Bei Wahl des Solariums auf Zertifizierung achten
Salzgitter (dpa/gms) - Wer auch in der kalten Jahreszeit nicht auf einen sommerlichen Teint verzichten will, sollte bei der Auswahl eines Solariums zumindest auf eine Zertifizierung Wert legen. Darauf weist das Bundesamt für Strahlenschutz (BfS) in Salzgitter hin.
Salzgitter (dpa/gms) - Wer auch in der kalten Jahreszeit nicht auf einen sommerlichen Teint verzichten will, sollte bei der Auswahl eines Solariums zumindest auf eine Zertifizierung Wert legen. Darauf weist das Bundesamt für Strahlenschutz (BfS) in Salzgitter hin.
So lassen sich am Prüfsigel des BfS Betriebe erkennen, die bestimmte Anforderungen an Geräte, die Qualifikation des Personals, Beratung und Hygiene erfüllen. Der Gesetzgeber setze für den Betrieb eines Solariums dagegen lediglich einen Gewerbeschein voraus. Hautärzte raten ohnehin grundsätzlich vom regelmäßigen Sonnenbank-Besuch ab.
Ein zertifizierter Betrieb ist an einem gelb-orange gestreiften Kreis und den Worten «Zertifiziertes Solarium» zu erkennen. Das Zeichen finde sich auffällig an der Eingangstür der geprüften Betriebe. «Dort ist das Personal in der Lage, anhand des Hauttyps einen so genannten Bestrahlungsplan zu erstellen», erläuterte BfS-Präsident Wolfram König dem dpa/gms-Themendienst. Denn eine Bräunung sollte kontrolliert und dosiert erfolgen.

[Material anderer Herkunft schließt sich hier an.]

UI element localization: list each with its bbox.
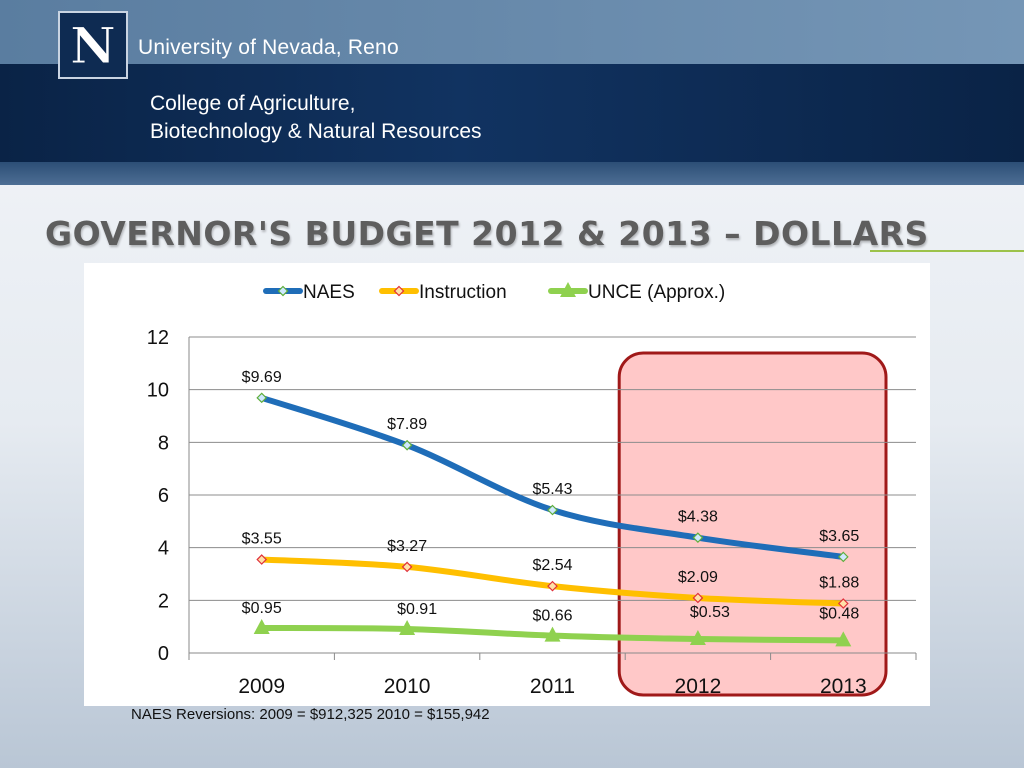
data-label: $0.91: [397, 601, 437, 618]
x-tick-label: 2009: [238, 675, 285, 698]
college-name-line1: College of Agriculture,: [150, 92, 355, 116]
university-logo: N: [58, 11, 128, 79]
data-label: $0.66: [532, 608, 572, 625]
data-label: $3.27: [387, 538, 427, 555]
data-label: $2.54: [532, 557, 572, 574]
legend-label: NAES: [303, 282, 355, 303]
data-label: $5.43: [532, 481, 572, 498]
y-tick-label: 4: [158, 538, 169, 560]
y-tick-label: 2: [158, 590, 169, 612]
x-tick-label: 2013: [820, 675, 867, 698]
line-chart: 0 2 4 6 8 10 12 2009 2010 2011 2012 2013 $9.69 $7.89 $…: [84, 263, 930, 706]
y-tick-label: 6: [158, 485, 169, 507]
legend-marker-diamond: [279, 287, 288, 296]
logo-n-icon: N: [63, 16, 123, 74]
legend-label: UNCE (Approx.): [588, 282, 725, 303]
title-accent-line: [870, 250, 1024, 252]
slide-title: Governor's Budget 2012 & 2013 – Dollars: [45, 214, 929, 253]
data-label: $0.53: [690, 604, 730, 621]
data-label: $3.55: [242, 531, 282, 548]
logo-letter: N: [70, 16, 116, 74]
data-label: $0.95: [242, 600, 282, 617]
university-name: University of Nevada, Reno: [138, 36, 399, 60]
legend-marker-diamond: [395, 287, 404, 296]
x-tick-label: 2010: [384, 675, 431, 698]
legend-label: Instruction: [419, 282, 507, 303]
slide-header: N University of Nevada, Reno College of …: [0, 0, 1024, 185]
data-label: $0.48: [819, 605, 859, 622]
footnote: NAES Reversions: 2009 = $912,325 2010 = …: [131, 706, 490, 723]
college-name-line2: Biotechnology & Natural Resources: [150, 120, 482, 144]
y-tick-label: 8: [158, 432, 169, 454]
header-bottom-band: [0, 162, 1024, 185]
data-label: $9.69: [242, 369, 282, 386]
y-tick-label: 10: [147, 380, 169, 402]
y-tick-label: 12: [147, 327, 169, 349]
chart-legend: NAES Instruction UNCE (Approx.): [266, 282, 725, 303]
data-label: $1.88: [819, 574, 859, 591]
x-tick-label: 2011: [530, 675, 575, 698]
chart-panel: 0 2 4 6 8 10 12 2009 2010 2011 2012 2013 $9.69 $7.89 $…: [84, 263, 930, 706]
y-tick-label: 0: [158, 643, 169, 665]
data-label: $2.09: [678, 569, 718, 586]
data-label: $4.38: [678, 509, 718, 526]
x-tick-label: 2012: [675, 675, 722, 698]
data-label: $7.89: [387, 416, 427, 433]
data-label: $3.65: [819, 528, 859, 545]
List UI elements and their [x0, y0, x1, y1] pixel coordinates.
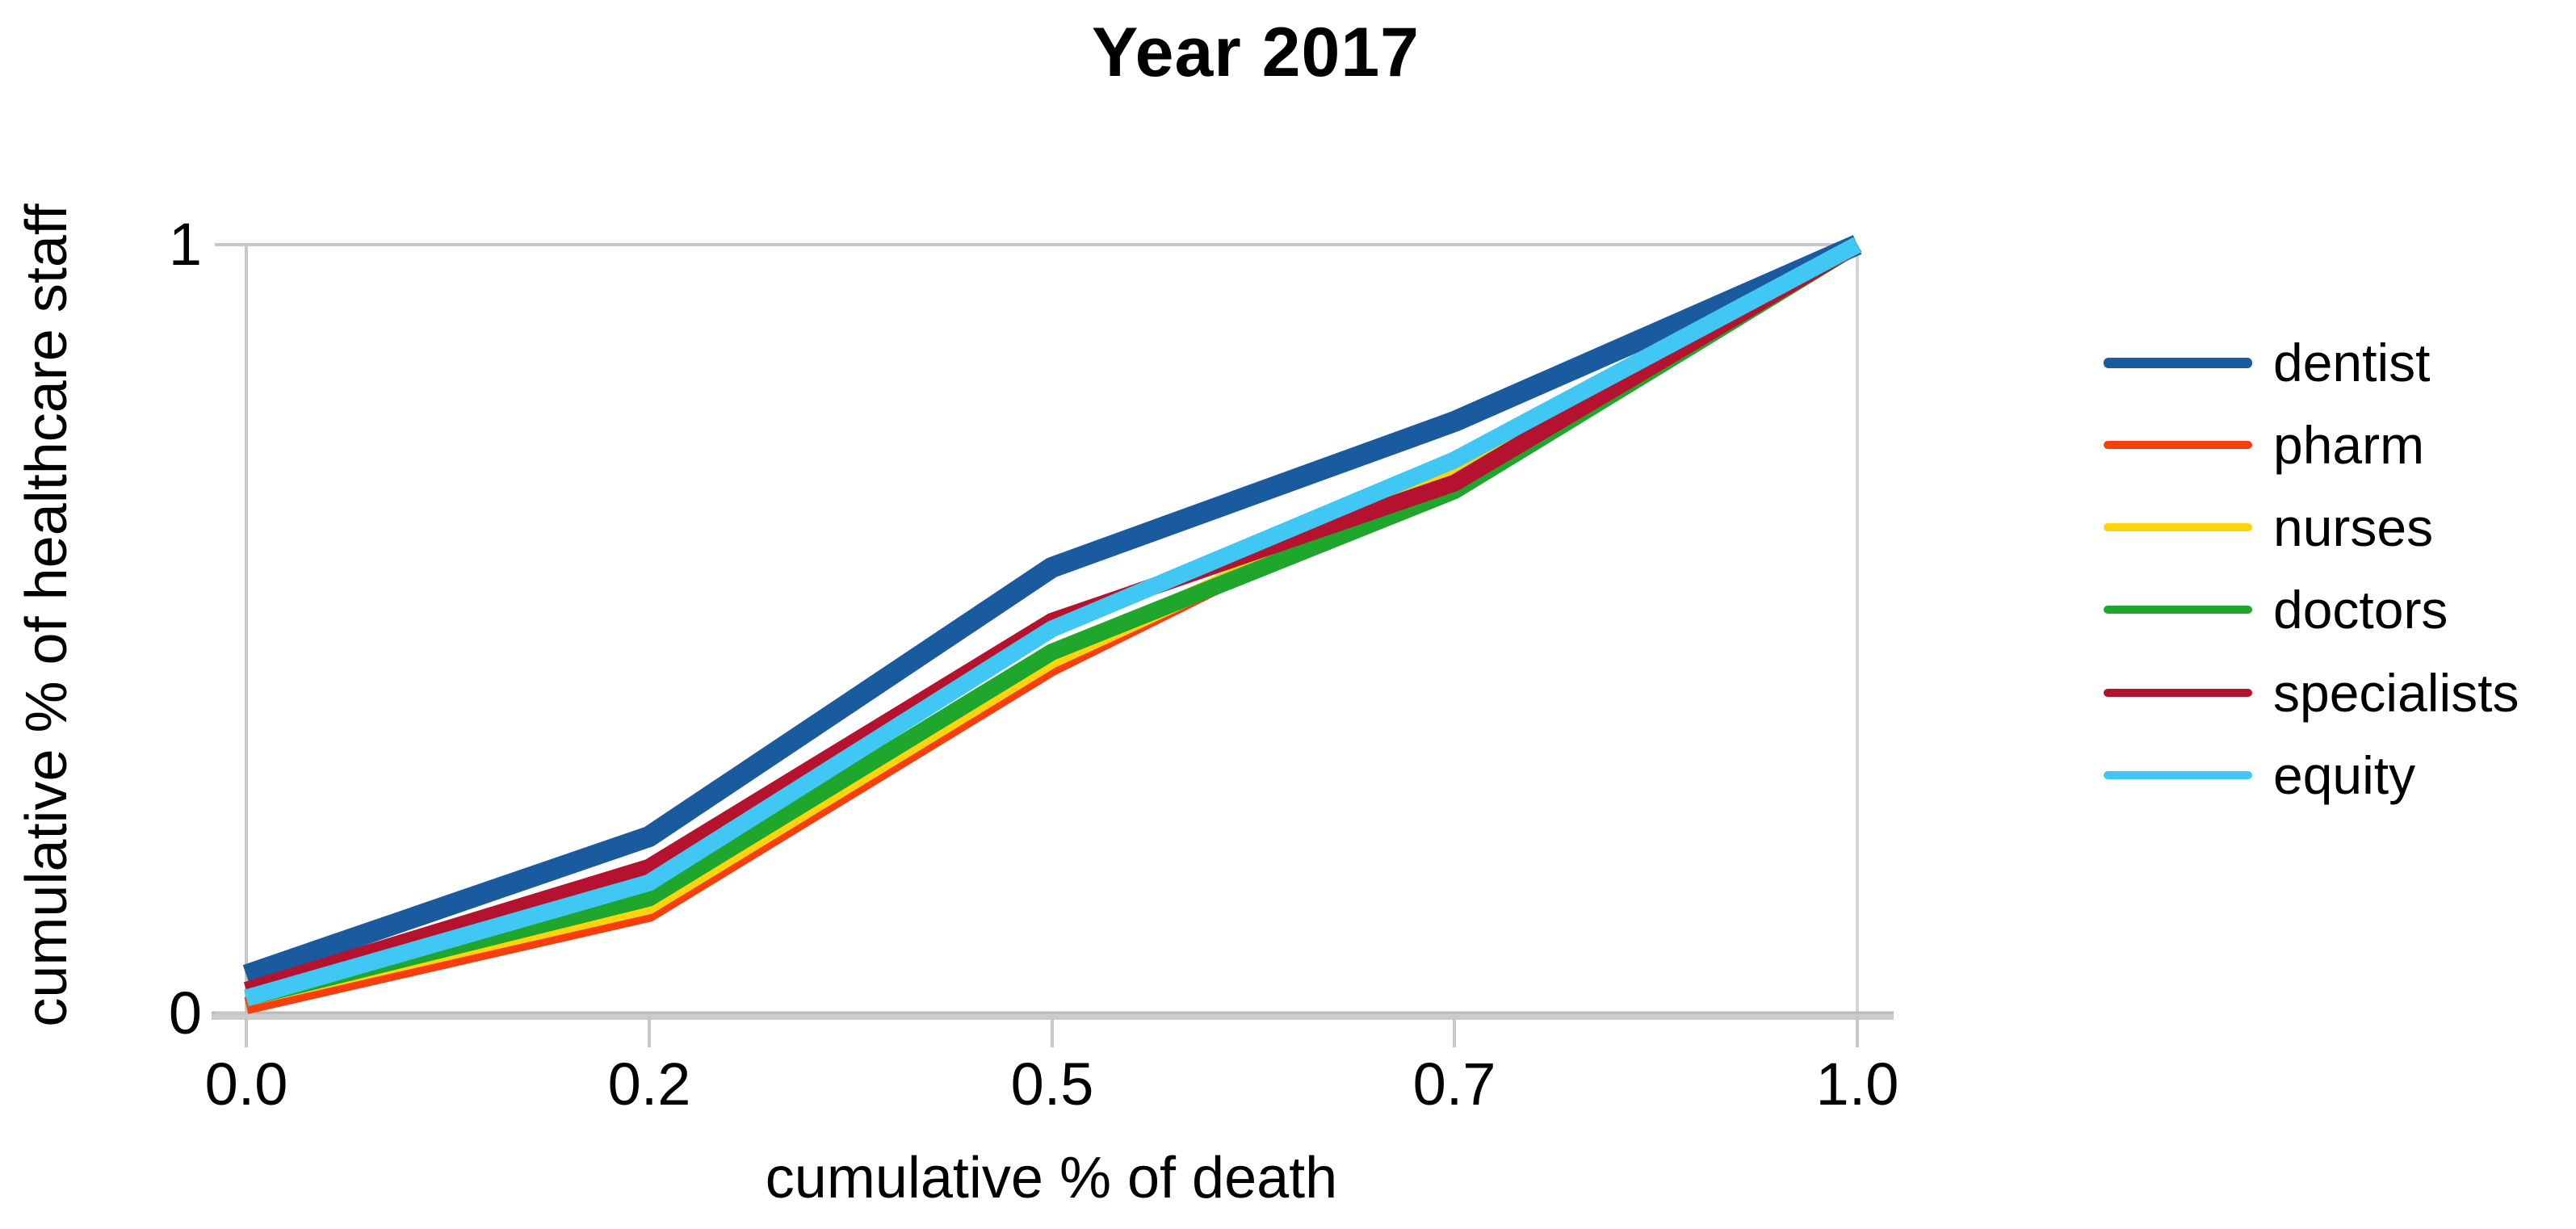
legend-item-specialists: specialists	[2104, 663, 2519, 723]
legend-item-equity: equity	[2104, 745, 2416, 805]
legend-label-equity: equity	[2273, 745, 2416, 805]
legend-item-doctors: doctors	[2104, 580, 2448, 640]
legend-label-doctors: doctors	[2273, 580, 2448, 640]
legend-label-specialists: specialists	[2273, 663, 2519, 723]
x-tick-label-0: 0.0	[204, 1051, 288, 1118]
y-axis-title: cumulative % of healthcare staff	[15, 203, 79, 1027]
legend-swatch-nurses	[2104, 523, 2252, 531]
chart-title: Year 2017	[1092, 14, 1420, 91]
x-tick-label-3: 0.7	[1412, 1051, 1496, 1118]
x-tick-label-1: 0.2	[607, 1051, 691, 1118]
series-line-equity	[244, 237, 1861, 1007]
legend-swatch-pharm	[2104, 441, 2252, 449]
legend-label-pharm: pharm	[2273, 415, 2425, 475]
legend-swatch-equity	[2104, 771, 2252, 779]
x-tick-label-4: 1.0	[1815, 1051, 1899, 1118]
legend-label-nurses: nurses	[2273, 497, 2434, 557]
x-tick-label-2: 0.5	[1010, 1051, 1094, 1118]
legend-label-dentist: dentist	[2273, 333, 2431, 392]
legend-item-nurses: nurses	[2104, 497, 2434, 557]
y-tick-label-1: 1	[168, 211, 202, 278]
series-lines-group	[242, 235, 1862, 1014]
x-axis-title: cumulative % of death	[765, 1146, 1338, 1210]
legend-item-dentist: dentist	[2104, 333, 2430, 392]
y-tick-label-0: 0	[168, 979, 202, 1047]
legend-swatch-doctors	[2104, 606, 2252, 614]
legend-swatch-dentist	[2104, 357, 2252, 368]
legend-swatch-specialists	[2104, 689, 2252, 697]
legend-item-pharm: pharm	[2104, 415, 2425, 475]
series-line-dentist	[242, 235, 1862, 985]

Zudem würden in einem geprüften Betrieb besonders hellhäutige Menschen und Jugendliche unter 18 Jahren nicht zugelassen. «Denn gerade die jugendliche und kindliche Haut reagiert besonders empfindlich auf UV-Strahlung», sagte König. UV-Strahlung erhöht das Hautkrebs-Risiko. Empfohlen werden daher nicht mehr als 50 Sonnenbäder im Jahr.
Eine Liste der 82 bislang zertifizierten Solarien kann von der Homepage des BfS unter www.bfs.de herunter geladen werden. Insgesamt gibt es in Deutschland den Angaben zufolge rund 7000 Solarien.